Zhou Yu, director of the Research Center of International Finance at the Shanghai Academy of Social Sciences, said that after Western countries lost investors' trust in their handling of Russian assets amid the conflict, more countries diversified away from dollar assets and the yuan became their currency of choice.

Diversifying into the yuan met with their economic interests, Zhou said, pointing to the yuan's relatively resilient exchange rate with the world's major economies.

In Russia, the yuan's share increased from 0.1 percent in 2017 to 17.1 percent in 2021, public data showed.

Wang Peng, a research fellow at the Beijing Academy of Social Sciences, said that the Rusal case is just a new example of the vast potential of the yuan's internationalization.

"Seen from a long-term perspective, there are still many scenarios for yuan settlements, and more countries are likely to adopt the currency out of concerns for convenience, security and efficiency," Wang said, noting that this would especially be true for countries more closely related to China's supply chains.

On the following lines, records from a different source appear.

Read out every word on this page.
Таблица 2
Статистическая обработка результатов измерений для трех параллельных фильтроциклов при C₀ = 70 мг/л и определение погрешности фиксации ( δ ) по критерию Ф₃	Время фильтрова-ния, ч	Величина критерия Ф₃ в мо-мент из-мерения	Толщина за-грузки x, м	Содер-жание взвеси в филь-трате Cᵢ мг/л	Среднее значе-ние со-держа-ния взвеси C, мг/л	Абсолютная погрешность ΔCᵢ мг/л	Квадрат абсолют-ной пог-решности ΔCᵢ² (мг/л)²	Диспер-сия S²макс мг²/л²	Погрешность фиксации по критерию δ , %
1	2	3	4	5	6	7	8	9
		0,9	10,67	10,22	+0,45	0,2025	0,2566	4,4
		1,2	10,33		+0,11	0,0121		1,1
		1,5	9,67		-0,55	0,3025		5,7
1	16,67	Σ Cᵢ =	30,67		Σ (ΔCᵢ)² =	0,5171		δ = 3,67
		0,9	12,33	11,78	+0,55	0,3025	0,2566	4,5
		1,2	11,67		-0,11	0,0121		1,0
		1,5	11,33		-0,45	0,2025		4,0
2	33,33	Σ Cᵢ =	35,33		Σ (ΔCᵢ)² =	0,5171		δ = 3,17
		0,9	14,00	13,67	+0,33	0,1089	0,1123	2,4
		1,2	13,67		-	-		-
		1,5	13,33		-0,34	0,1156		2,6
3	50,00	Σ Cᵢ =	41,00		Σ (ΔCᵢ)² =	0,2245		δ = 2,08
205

It also meets the requirements of relevant countries' needs for diversification, risk control and stability.

Russian experts said both China and Russia stand to gain if the yuan becomes the major settlement currency of the BRICS countries. 

The National Bank of Belarus, the central bank of Belarus, has expanded the list of foreign currencies included in the basket that is used for setting the exchange rate, adding the yuan with a weight of 10 percent starting from July 15.

In March, The Wall Street Journal reported that Saudi Arabia was considering accepting yuan instead of US dollars for oil sales.

Global mining giant BHP, based in Melbourne, officially started yuan-based spot iron ore trades at Chinese ports on July 10. 

But Zhou said the yuan's internationalization will still be a gradual process and there is no way that the yuan's share will increase too fast. 

It took the dollar decades to topple the British pound, even after the US economy outstripped that of the UK. 

The yuan's share of global reserves was 2.9 percent as of end March, up from 2.8 percent in the fourth quarter and 2.5 percent a year ago, IMF data showed.